The Wire è la serie che ha fatto tutto questo alla perfezione, ma non solo: rappresentando una Baltimora che non si era mai vista in televisione, ha raccontato l’America, assicurandosi un posto tra i capolavori (televisivi e non) della narrativa contemporanea. Andata in onda tra il 2002 e il 2008 sulla HBO, la creatura di David Simon è entrata di diritto nei prodotti più complessi e importanti della Golden Age della tv americana, in un fortunato percorso che ha garantito la sua sopravvivenza nonostante gli ascolti sempre incredibilmente bassi e il mancato riconoscimento da parte dell’Academy – ad ulteriore prova che gli Emmy sono l’ultima cosa da guardare quando si analizza il valore di un prodotto televisivo.
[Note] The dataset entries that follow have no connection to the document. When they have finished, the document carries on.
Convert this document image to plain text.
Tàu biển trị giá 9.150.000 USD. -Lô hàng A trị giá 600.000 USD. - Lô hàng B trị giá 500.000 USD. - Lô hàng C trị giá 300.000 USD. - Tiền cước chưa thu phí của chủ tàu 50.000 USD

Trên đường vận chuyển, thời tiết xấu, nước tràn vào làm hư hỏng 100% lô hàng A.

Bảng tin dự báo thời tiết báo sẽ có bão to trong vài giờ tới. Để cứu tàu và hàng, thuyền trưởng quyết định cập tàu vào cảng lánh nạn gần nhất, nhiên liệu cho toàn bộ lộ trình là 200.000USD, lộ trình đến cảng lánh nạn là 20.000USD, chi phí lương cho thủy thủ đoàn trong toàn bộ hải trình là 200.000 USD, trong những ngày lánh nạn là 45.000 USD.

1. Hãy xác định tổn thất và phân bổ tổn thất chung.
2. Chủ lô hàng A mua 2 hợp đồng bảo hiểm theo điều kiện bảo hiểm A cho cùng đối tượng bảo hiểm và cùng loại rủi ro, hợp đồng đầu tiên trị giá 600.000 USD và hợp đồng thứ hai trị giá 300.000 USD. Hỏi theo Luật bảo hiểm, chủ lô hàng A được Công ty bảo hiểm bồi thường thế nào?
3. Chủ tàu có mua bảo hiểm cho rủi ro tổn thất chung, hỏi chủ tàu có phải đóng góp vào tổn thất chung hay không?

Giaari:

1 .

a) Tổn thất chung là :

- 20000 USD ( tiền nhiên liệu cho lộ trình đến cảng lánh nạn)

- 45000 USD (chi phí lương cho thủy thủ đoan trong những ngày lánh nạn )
“Girl, you can’t even think of calling this shit a war.”
“Why not?” “Wars end.”

The Wire - L'epica di BaltimoraIntrodurre The Wire a chi non ne ha mai sentito parlare comporta un grandissimo ed inevitabile rischio: la serie, infatti, si articola affrontando un numero di questioni e problemi che sono impossibili da riassumere pienamente. Si può dire che il tema attorno a cui gira l’intera narrazione è la crisi di una città (Baltimora, appunto), microcosmo di una società statunitense corrotta, sporca, impossibile da cambiare: tale analisi avviene attraverso una struttura televisiva probabilmente unica, che consiste nel cambiamento di  focus ad ogni nuova stagione. E così se durante la prima annata lo spettatore assiste al tentativo di intercettazione dell’organizzazione Barksdale – responsabile del reperimento e dello spaccio della droga nella parte ovest della città – da parte di una squadra di polizia assegnata, al primo episodio della seconda stagione la situazione cambia e ci si trova sul porto di Baltimora, con una serie di personaggi mai visti prima, ad affrontare dei problemi simili ma al contempo completamente diversi. Non si tratta di un’impostazione antologica, sia chiaro: quasi tutti i protagonisti tornano ogni anno e il filo principale della guerra contro la droga rimane, ma ogni anno cambia l’angolazione da cui si osserva la vicenda, la prospettiva sotto cui vengono visti i personaggi e i vari problemi della società americana contemporanea. Si parla, quindi, dei bassifondi e del sistema dello spaccio “su strada” nella prima stagione, della crisi della working class nella seconda, di politica e riforme nella terza, del sistema scolastico nella quarta e di giornalismo nella quinta.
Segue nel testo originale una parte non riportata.